The initial cost of the project was estimated at $1,996,724 in 2019 but that was increased to $2,271,724 last April 2022. The amount has spiked again as staff indicated extra funds are needed to cover items such as landscaping, furniture and appliances to allow the studio to operate. Town council, at its regular meeting on Sept. 21, voted to increase the capital budget by another $143,276, bringing the project cost up to $2,415,000. With the additional funding allocated staff indicated the town has now invested close to $500,000 to the project, has provided the land, and also afforded in-kind staff resources.

Coun. Robert Filmer said the town has been backed in a corner with no choice. He pointed out the town agreed to take on the project with the caveat that it would not cost the town any money.

Mayor Brian Wiese warned the next council about getting into a situation like this.

“No cost to the town is the biggest misnomer I’ve ever heard,” said Wiese. “So in the future, no cost to the town should even be considered.”

Filmer also made a motion for staff to produce an exact timeline of the project from start to end to find out where things went awry. Council passed the motion unanimously.

Coun. Anne Skipsey also made a successful motion to get staff to work with the province to find the solution to cover the estimated capital project funding shortfall.

Into the Woods Society, a non-profit group that was chosen to oversee and operate the studio, has requested the town for an operational startup loan of $65,000. The funds will be used to hire an executive director, who will lay out the studio’s operations and guidelines, as well as begin the recruiting of staff for when the facility opens.

READ MORE: Qualicum Beach council restores budget allocation for Into the Woods child care project

Council rejected the society’s request at an in camera meeting which leaves the opening of the studio up in the air. Filmer said the decision was made because town has already injected almost a half-million dollars that has not been budgeted for.
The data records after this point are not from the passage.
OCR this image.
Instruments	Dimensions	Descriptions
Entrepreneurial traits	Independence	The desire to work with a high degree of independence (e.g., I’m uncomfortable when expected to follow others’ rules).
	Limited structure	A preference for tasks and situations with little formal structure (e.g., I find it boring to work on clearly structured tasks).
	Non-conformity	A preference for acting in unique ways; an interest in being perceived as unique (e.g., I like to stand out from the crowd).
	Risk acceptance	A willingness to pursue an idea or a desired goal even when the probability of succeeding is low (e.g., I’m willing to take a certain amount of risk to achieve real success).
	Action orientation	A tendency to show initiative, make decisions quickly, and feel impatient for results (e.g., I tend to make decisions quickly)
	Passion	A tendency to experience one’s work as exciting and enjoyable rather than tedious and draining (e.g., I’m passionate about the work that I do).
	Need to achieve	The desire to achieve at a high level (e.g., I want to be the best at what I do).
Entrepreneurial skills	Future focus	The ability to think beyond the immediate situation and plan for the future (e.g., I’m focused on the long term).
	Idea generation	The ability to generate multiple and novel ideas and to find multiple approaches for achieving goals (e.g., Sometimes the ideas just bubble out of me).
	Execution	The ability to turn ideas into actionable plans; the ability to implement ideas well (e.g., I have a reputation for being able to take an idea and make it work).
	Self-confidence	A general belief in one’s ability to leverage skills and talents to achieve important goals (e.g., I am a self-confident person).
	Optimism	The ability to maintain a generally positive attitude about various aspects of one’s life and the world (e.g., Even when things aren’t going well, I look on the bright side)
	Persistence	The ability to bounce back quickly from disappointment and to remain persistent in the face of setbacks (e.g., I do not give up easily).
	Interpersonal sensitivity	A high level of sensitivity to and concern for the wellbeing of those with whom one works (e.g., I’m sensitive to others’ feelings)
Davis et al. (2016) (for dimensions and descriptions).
Skipsey pointed out this would not be an added to cost to the town because the money is for a start-up loan that the society intends to pay back over time.

Coun. Scott Harrison argued the town does not provide funds for staff for non-profit and other organizations and repayment over time.

Kate Charlesworth of Into the Woods Society said the town has a history of providing loans through the Municipal Finance Authority Money Market Fund to other organizations such as the Qualicum Beach Lawn Bowling Club, Qualicum Beach Memorial Golf Club and the Qualicum Beach Museum.

“We need initial funds to get going,” said Charlesworth. “As a non-profit society, we can’t go to a bank. They’re not going to loan us the money.”

The 2016 census for child population indicated Qualicum Beach has approximately 225 child care spaces, which is not enough to accommodate 485 children in the community.

Lindsay Henderson has two children and has been trying to get them in daycare centres. She is still on the wait lists for a spot to open at three daycares in Qualicum Beach, Parksville and Coombs. She is disappointed with the town’s position.

“Childcare funding should be at or near the top of the priority list,” said Henderson.

“To deal a further blow by denying funding to a desperately needed children centre is not only disappointing, it’s short-sighted.”